Para ela, o processo sempre interessou mais do que o próprio resultado. Descobrir uma planta, amassar, sentir, deixar secar, sujar o tecido ou o papel… toda a transformação da vida em cor vira Flavia do avesso.Materializar o processo em umapele que veste o corpo da mulher. Criar uma conexão e uma relação com as peças, corpos, texturas e sensações. A cor e a planta vão nos atravessando e perdemos o controle dessa identidade, sendo estimulados a olhar para um lugar onde há uma integração maior entre humano e natureza.
“Quando comecei, a marca era uma tela em branco. Fui colocando lentamente e de forma extremamente suave essas cores, pálidas e singelas para poder ir descobrindo meu olho para a cor. Uma sutileza em cada pigmento, na singeleza de cada planta em um lugar muito etéreo e sutil.” O olhar de Flavia foi sendo lapidado e apurado para receber cores mais vibrantes e densas até chegar no vermelho, vindo do pau-brasil, no SPFW de 2019. Flavia conta que foi uma pesquisa bastante dolorida sobre a nossa identidade. A potência e a violência habitando o mesmo espaço. O desfile serviu também para valorizar essa árvore tão potente e como sua exploração pelos europeus tentou apagar a nossa identidade ancestral, anterior à colonização. Trabalhar com as cores do pau-brasil tem algo de reação ao sentimento de impotência e, ao mesmo tempo, de reação, pois nós existimos e não podemos ser apagados outra vez.
O SPFW foi extremamente emblemático para Flavia, pois trouxe a potência e a violência da cor. “O momento do preto vai chegar… durante 10 anos as cores vieram muito mais pelo encontro com meu processo e com essas mulheres plantas do que eu como centro do desejo; muito mais pela relação e pela liberdade de me permitir mergulhar nesses universos e nessas plantas, em conexões com minhas identidades, anseios e movimentos políticos.”
“Roupa viva, cor viva” é uma expressão que resume bastante a marca como um todo. As cores naturais mostram o tempo todo como tudo é impermanente, e reage aos estímulos a nossa volta. As cores interagem com o meio, com o tempo, com a temperatura e são efêmeras. Cada planta tem sua vida, sua potência bruta, da cor em seu estado mais latente. Quando ocorre o processo do tingir, é possível absorver esses tempos vegetais.
Para estudar o azul índigo – que entrou em sua coleção há três meses – Flavia foi para o Mali estudar com Aboubakar Fofana, o artista e designer multidisciplinar conhecido por seu trabalho em revigorar e redefinir as técnicas de tingimento de índigo da África Ocidental, onde reverenciam o deus do ar e da água para poder celebrar essa potência de acontecimento do índigo, passando por infinitos rituais.
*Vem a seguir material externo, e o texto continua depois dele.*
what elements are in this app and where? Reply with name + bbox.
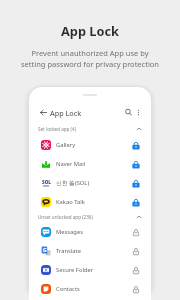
button[interactable]: Messages — [31, 222, 149, 241]
staticText: Kakao Talk — [56, 198, 85, 206]
staticText: App Lock — [50, 108, 82, 118]
staticText: SOL — [42, 179, 51, 185]
staticText: Unset unlocked app (236) — [38, 214, 93, 220]
staticText: 신한 쏠(SOL) — [56, 179, 90, 187]
staticText: App Lock — [61, 22, 120, 39]
staticText: G — [43, 247, 47, 254]
button[interactable]: Secure Folder — [31, 260, 149, 279]
button[interactable]: Kakao Talk — [31, 192, 149, 211]
button[interactable]: Contacts — [31, 279, 149, 298]
button[interactable]: Search — [124, 108, 133, 117]
staticText: Contacts — [56, 285, 80, 293]
staticText: Prevent unauthorized App use by setting … — [21, 48, 159, 69]
button[interactable]: SOL — [31, 173, 149, 192]
staticText: Secure Folder — [56, 266, 94, 274]
button[interactable]: Naver Mail — [31, 154, 149, 173]
staticText: Naver Mail — [56, 160, 86, 168]
button[interactable]: G — [31, 241, 149, 260]
staticText: Gallery — [56, 141, 76, 149]
staticText: Messages — [56, 228, 83, 236]
staticText: Set locked app (4) — [38, 126, 77, 132]
button[interactable]: More options — [134, 108, 143, 117]
button[interactable]: Gallery — [31, 135, 149, 154]
staticText: Translate — [56, 247, 81, 255]
button[interactable]: Back — [39, 108, 48, 117]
A produção tangível de Fofana é o resultado de uma prática espiritual baseada em sua crença fundamental de que a natureza é divina e é assim que ele compartilha sua prática com o público. Sua habilidade vem de décadas de aprendizado para trabalhar em harmonia com as forças da natureza. Seus materiais, suas limitações e qualidades inatas envolvem todos os aspectos de seu trabalho. Seus tonéis de índigo estão vivos. Eles contêm poucos ingredientes e nenhum produto químico industrializado. A cor vem das próprias folhas de índigo, trituradas e secas. As bactérias, cuidadosamente nutridas dentro de uma cuba, tornam acessível o pigmento de indigotina das folhas e ajudam a reduzi-lo a uma forma em que se oxide diretamente no tecido. Para Fofana, o mundo natural junto com nossa própria habilidade humana é onde começamos e é lá que terminaremos.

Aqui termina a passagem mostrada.